PHOTO GODOFREDO A. VÁSQUEZ, ASSOCIATED PRESS

Jonathan Marchessault (81) et William Karlsson (71)

Reilly Smith, William Karlsson et Jonathan Marchessault sont avec les Golden Knights depuis la création de la franchise, en 2017. Et ils ont, depuis, pratiquement toujours évolué sur le même trio – un fait rare dans la Ligue nationale. Leur chimie a donné du fil à retordre au CH tout au long du match. Les trois joueurs ont notamment collaboré de belle façon sur le deuxième but des leurs. « Ça fait quand même six ans qu’on joue ensemble, et c’est rendu qu’on ne se parle même plus, a déclaré Marchessault.
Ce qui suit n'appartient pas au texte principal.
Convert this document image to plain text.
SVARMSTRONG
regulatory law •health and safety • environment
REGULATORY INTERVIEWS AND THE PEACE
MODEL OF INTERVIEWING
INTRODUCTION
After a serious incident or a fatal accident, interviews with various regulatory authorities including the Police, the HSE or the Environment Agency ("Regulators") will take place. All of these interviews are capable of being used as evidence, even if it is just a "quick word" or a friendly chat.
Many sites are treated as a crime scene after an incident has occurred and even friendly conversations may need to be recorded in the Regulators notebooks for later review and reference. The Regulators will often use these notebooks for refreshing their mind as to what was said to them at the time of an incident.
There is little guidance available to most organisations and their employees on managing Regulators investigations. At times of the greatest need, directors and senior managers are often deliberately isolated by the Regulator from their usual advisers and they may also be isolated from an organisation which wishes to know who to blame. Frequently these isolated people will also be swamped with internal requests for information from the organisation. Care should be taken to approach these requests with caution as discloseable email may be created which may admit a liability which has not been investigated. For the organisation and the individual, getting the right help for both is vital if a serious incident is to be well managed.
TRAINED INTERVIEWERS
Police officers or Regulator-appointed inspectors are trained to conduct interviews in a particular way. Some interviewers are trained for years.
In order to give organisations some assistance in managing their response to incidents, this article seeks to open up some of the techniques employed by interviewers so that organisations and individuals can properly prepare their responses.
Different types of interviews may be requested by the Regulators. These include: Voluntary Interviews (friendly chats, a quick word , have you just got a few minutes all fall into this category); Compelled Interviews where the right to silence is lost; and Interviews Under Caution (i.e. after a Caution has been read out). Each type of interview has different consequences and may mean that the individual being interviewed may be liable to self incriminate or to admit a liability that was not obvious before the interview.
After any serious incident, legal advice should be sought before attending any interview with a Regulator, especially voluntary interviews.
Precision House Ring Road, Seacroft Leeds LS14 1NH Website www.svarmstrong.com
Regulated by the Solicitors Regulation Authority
On sait où on se trouve sur la patinoire, on sait quel jeu on va faire et on est toujours sur la même longueur d’onde. » Le Québécois de 31 ans, qui a récolté un but et une passe dans la victoire, est d’ailleurs devenu samedi soir le premier joueur de l’histoire de la franchise à inscrire 300 points. « C’est un bel [exploit], mais ce n’est pas comme un Ironman » à la Philip Kessel, a lancé le principal intéressé à ce sujet, se disant fier, mais jamais satisfait de son rendement.

Des Golden Knights disciplinés

PHOTO GRAHAM HUGHES, LA PRESSE CANADIENNE

Sean Monahan (91) et Alec Martinez (23)

Quand les Golden Knights se sont présentés au Centre Bell, ils formaient l’équipe la moins punie par match de la Ligue nationale. Et ils ont continué sur cette lancée face au Canadien. Leur première infériorité numérique n’est venue qu’en milieu de troisième période, quand Alec Martinez et Alex Pietrangelo ont répliqué à Anderson à la suite de sa mise en échec illégale. Ils ont tous deux été chassés deux minutes ; Nick Suzuki en a d’ailleurs profité pour inscrire son deuxième but du match et réduire l’écart à 5-3. C’est donc dire que le Canadien a marqué quatre fois à ses huit avantages numériques lors des quatre derniers matchs, ce qui fait contraste avec les matchs précédents (une seule réussite en 24 occasions).